Death on the Nile by Agatha Christie – A Review
Rating : 4/5
Date of Publication : November, 1937
Agatha Christie’s foreign mysteries are a unique blend of murder mysteries incorporated into a mini-travelogue of the exotic middle east. Her extensive travels to various archaeological spots with her husband Max Mallowan gave her a first-hand experience of the rustic beauty of this region. From these were conceived some of her everlasting hits like Murder on the Orient Express, Murder in Mesopotamia etc. These foreign mysteries are a league apart from her regular country house mysteries due to the clever incorporation of the various locations into the mysteries. Death on the Nile is no different.
Hercule Poirot, on his Egyptian vacation, is approached by a rich socialite Linnet Ridgeway for his help in dissuading her best friend Jacqueline de Bellefort from stalking her. Ridgeway is recently married to Simon Doyle, to whom Jacqueline was previously engaged, which makes Jacqueline bitterly resent her. Havoc wreaks on a tranquil cruise over the Nile when Linnet is found in her cabin with a shot to her head. It falls on Poirot to solve the murder before the steamer docks in Cairo.
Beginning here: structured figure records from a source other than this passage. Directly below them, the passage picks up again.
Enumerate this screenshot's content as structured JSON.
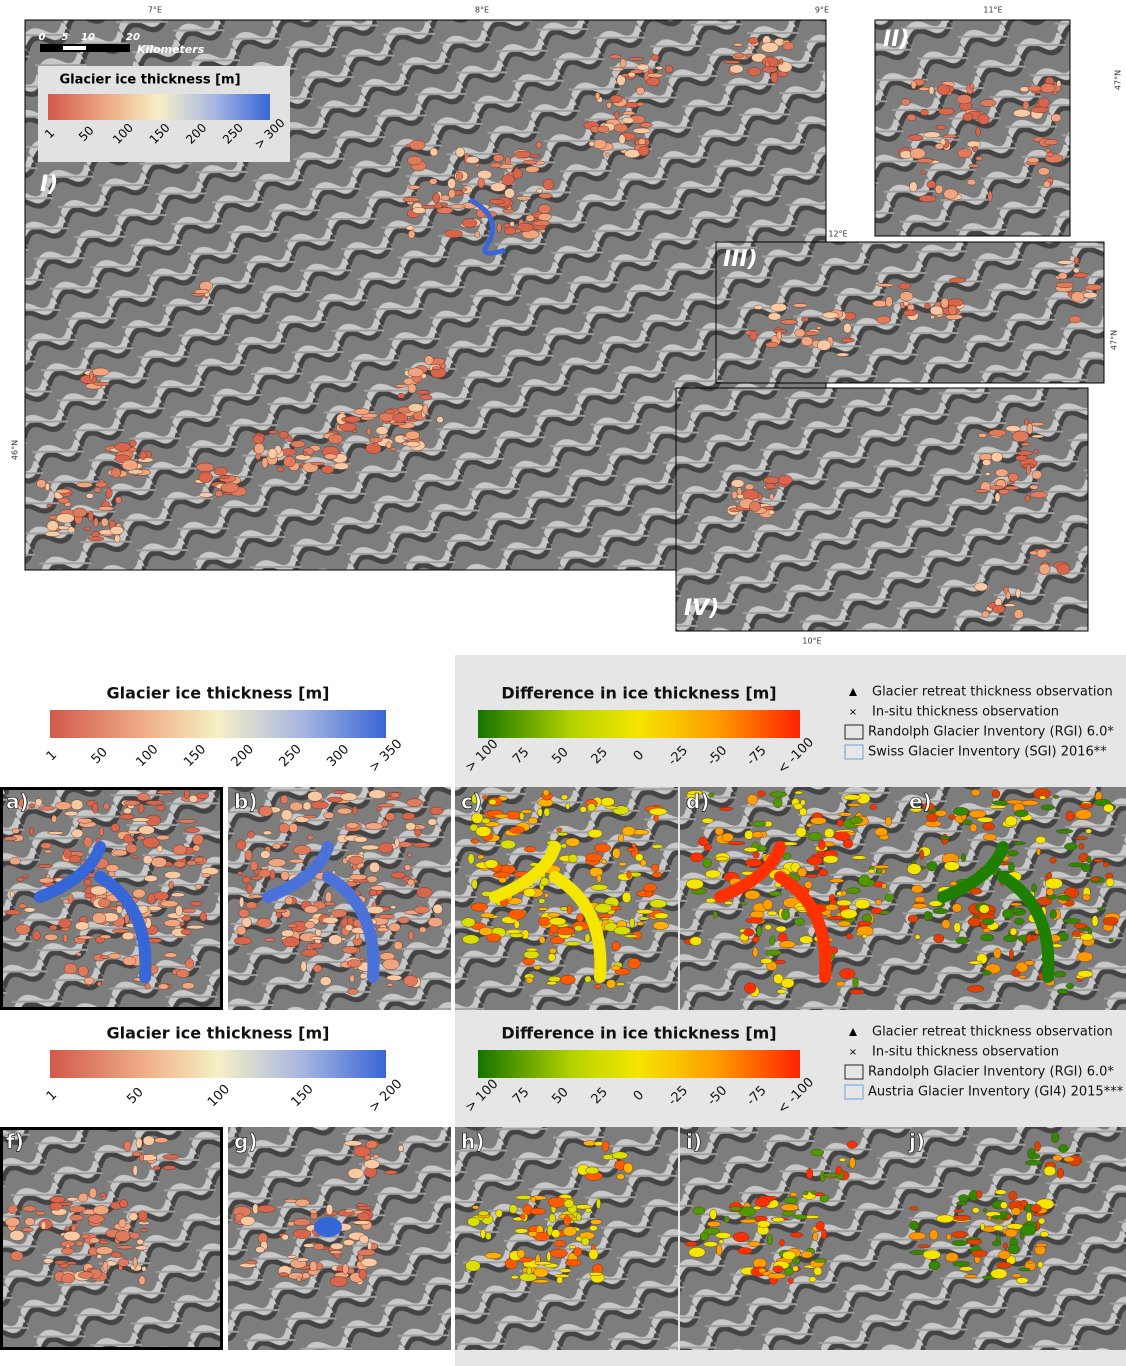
{
  "map": {
    "lon_labels": [
      "7°E",
      "8°E",
      "9°E",
      "11°E",
      "12°E",
      "10°E"
    ],
    "lat_labels": [
      "46°N",
      "47°N",
      "47°N"
    ],
    "scale_bar": {
      "ticks": [
        0,
        5,
        10,
        20
      ],
      "unit": "Kilometers"
    },
    "legend": {
      "title": "Glacier ice thickness [m]",
      "ticks": [
        1,
        50,
        100,
        150,
        200,
        250,
        "> 300"
      ]
    },
    "panels": [
      "I)",
      "II)",
      "III)",
      "IV)"
    ]
  },
  "rows": [
    {
      "thickness_legend": {
        "title": "Glacier ice thickness [m]",
        "ticks": [
          1,
          50,
          100,
          150,
          200,
          250,
          300,
          "> 350"
        ]
      },
      "difference_legend": {
        "title": "Difference in ice thickness [m]",
        "ticks": [
          "> 100",
          75,
          50,
          25,
          0,
          -25,
          -50,
          -75,
          "< -100"
        ]
      },
      "symbols": [
        "Glacier retreat thickness observation",
        "In-situ thickness observation",
        "Randolph Glacier Inventory (RGI) 6.0*",
        "Swiss Glacier Inventory (SGI) 2016**"
      ],
      "panels": [
        "a)",
        "b)",
        "c)",
        "d)",
        "e)"
      ]
    },
    {
      "thickness_legend": {
        "title": "Glacier ice thickness [m]",
        "ticks": [
          1,
          50,
          100,
          150,
          "> 200"
        ]
      },
      "difference_legend": {
        "title": "Difference in ice thickness [m]",
        "ticks": [
          "> 100",
          75,
          50,
          25,
          0,
          -25,
          -50,
          -75,
          "< -100"
        ]
      },
      "symbols": [
        "Glacier retreat thickness observation",
        "In-situ thickness observation",
        "Randolph Glacier Inventory (RGI) 6.0*",
        "Austria Glacier Inventory (GI4) 2015***"
      ],
      "panels": [
        "f)",
        "g)",
        "h)",
        "i)",
        "j)"
      ]
    }
  ]
}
The book is structured into two halves. The first half is spent in elaborately sketching the characters and their relation with each other. This works like a guide for the readers and help us in keeping track of the relevant details of the multitude of characters in the book who in the second half find themselves confined in a steamer across the Nile. The first part is interesting as we get to see Christie build up intrigue just by few well-placed comments in the conversation between characters. The second part takes us to Egypt where Christie spends time describing the beauty of Nile and Abu Simbel along with the description of the people (I felt the description of the locals were highly biased and did not do justice to the people). The pace picks up once the crime gets committed under the watchful eyes of Poirot and the ensuing investigation makes it a page turner.
Christie fabricates a highly complex plot in this novel that is filled with multiple subplots exploring various themes like romance, vengeance, friendship and loyalty. Some of the subplots involving minor characters brings a whiff of lightness to a morbid tale of deceit. Apart from her usual red herrings, Christie plants various clues in these subplots to form an intricate pattern. These confound the readers and provide a worthy challenge for your “grey matter”. However, it is really not that hard for a seasoned Christie lover to see through the ruse and figure out the culprit. I immensely enjoyed the book with its diverse story lines, unique characters and beautiful settings.
This book is a must read for any Christie fan as it is enjoyable, intriguing and immensely satisfying. Undoubtedly, this is one of the best works of Christie and adds a beautiful feather in her cap.